Woman drivingSince I’m writing this week’s Keys to Keeping Chaos at Bay while I’m traveling, they are fairly fresh in my mind. If you travel for work then I hope you find these ideas helpful.

  1. Let people know you are on the road so they won’t expect you to get back to them as quickly. You can leave this information in a message on your outgoing voice mail and, if you are going to be out for an extended period of time, set up an email responder, as well.

    (Note: If you are going to be out for one or two days, then my suggestion is NOT to annoy people who email you with a return email that says that you that you will be out “until tomorrow afternoon” or the like. Here’s an article I wrote about that topic.)

  2. Answer voice mail as you travel so it’s not all there when you get back in town. This means you must have a voice mail system that is easily retrievable. Make it a point to return voice mail within 24 hours of when you get the message, if at all possible.
  3. Keep up with your email as you travel. Not doing so is even more onerous than taking the extra steps to be able to access it while you’re on the road.

    There are several possibilities:

    a) you can have all your email forwarded to a web-based email system;a) you can have all your email forwarded to a web-based email system;

    b) you can set up your laptop to access all your email (and either leave the original message on the server or not);

    c) or you may use what I use, GoToMyPC, which lets me access my home office computer from any other computer. That way I’m answering my emails just as if I’m in front of my main computer. It’s convenient because all my deleted, saved, and sent messages are right there where they belong and all attachments I might need to send to someone are easily accessible.

  4. Create a productive environment for yourself when you are traveling.

    **If you are traveling by car, make sure you have all the items that will let you be comfortable and productive while on the road.

    **If you are traveling by plane, then make sure you have noise-cancelling headphones and the kind of work that can easily be retrieved while sitting in an airplane seat.

    **Once you arrive at your hotel, take a few minutes and get it setup. I will often move tables around to create a L-shaped workspace and I’ve been known to take 100 watt light bulbs with me when I go to Las Vegas (or stay at a W Hotel) because the lamps are so dim that it’s very difficult to see and get reading and work done.

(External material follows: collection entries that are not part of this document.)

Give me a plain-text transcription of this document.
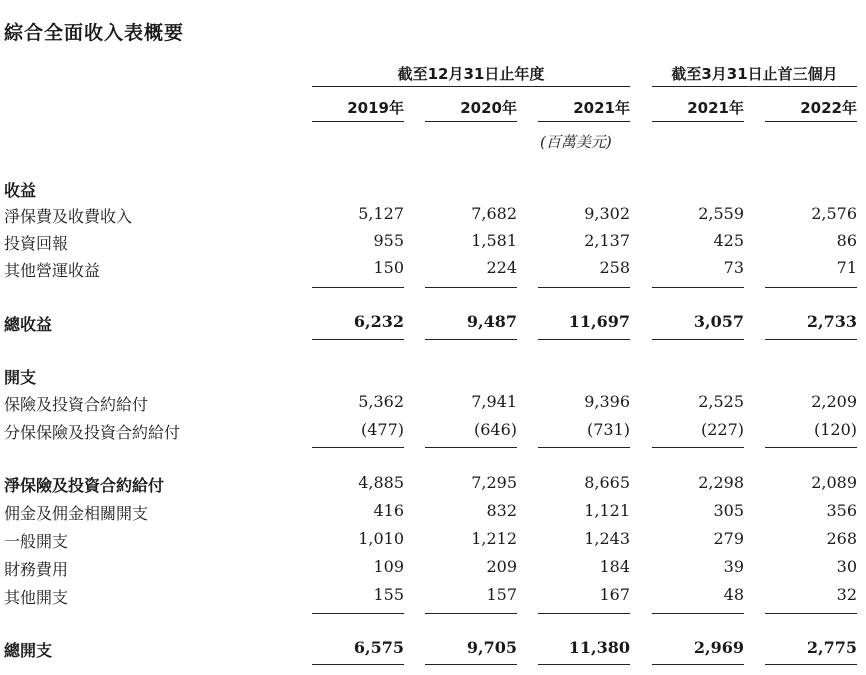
綜合全面收入表概要
截至12月31日止年度	截至3月31日止首三個月
2019年	2020年	2021年	2021年	2022年
(百萬美元)
收益
淨保費及收費收入	5,127	7,682	9,302	2,559	2,576
投資回報	955	1,581	2,137	425	86
其他營運收益	150	224	258	73	71
總收益	6,232	9,487	11,697	3,057	2,733
開支
保險及投資合約給付	5,362	7,941	9,396	2,525	2,209
分保保險及投資合約給付	(477)	(646)	(731)	(227)	(120)
淨保險及投資合約給付	4,885	7,295	8,665	2,298	2,089
佣金及佣金相關開支	416	832	1,121	305	356
一般開支	1,010	1,212	1,243	279	268
財務費用	109	209	184	39	30
其他開支	155	157	167	48	32
總開支	6,575	9,705	11,380	2,969	2,775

Learn what works best for you-and then create that environment as much as you can.

  5. Join loyalty programs whenever possible and then maximize your use of those particular airlines and hotels. There are small (and sometimes large) amenities that go along with being a member of a program. If at all possible, aim for the elite status which really gives you worthwhile perqs (including leverage) when traveling.
  6. Now, here are a few different perspectives on travel that you might find useful:

    **View travel time as a treat and a luxury. I never have enough time to read-either for work or for pleasure. Getting to the airport early gives me an opportunity to get some reading done. Even sitting in a middle seat in the crowded coach section still gives me a chance to read (or listen to) a novel that I’m anxious to get through-without interruption.

  7. In order to take such a view and use your travel time in a positive way, you need to find ways to shut out the outside distractions. At airports and on planes, Bose Noise-Cancelling headphones are the ticket. In hotel rooms that aren’t as quiet as you like, play soft music or even wear earplugs. The idea is to minimize outside distractions so that you can be peaceful.
  8. If part of your career involves travel, then hating it every single time you do it means you hate a (possibly) significant part of your job. One option is to get a different job. Another option is to adopt a different mindset about travel. I always say, “It is what it is.” As a speaker and consultant, I can either choose to work within a 100 miles of my home or I can travel. I am fortunate that people from many states want me to come and work with them–so traveling is part of that. I’m so fortunate.
  9. Recognize the energy requirements of traveling. If you need time alone to refresh and renew, then don’t try packing every single second of your travel with a meeting, contact, cocktail party, or conference session. Take a breather and go back to your hotel room and just rest for a little while. It’s OK.
  10. Feel free to spend a little money on getting some help. Tip a bellman, take a cab (instead of shuttle), or even hire someone to accompany you. It’s worth considering, sometimes.

Cut yourself some slack. Traveling is not as easy as being home. You can be wise about your travel or you can be foolish. Be wise.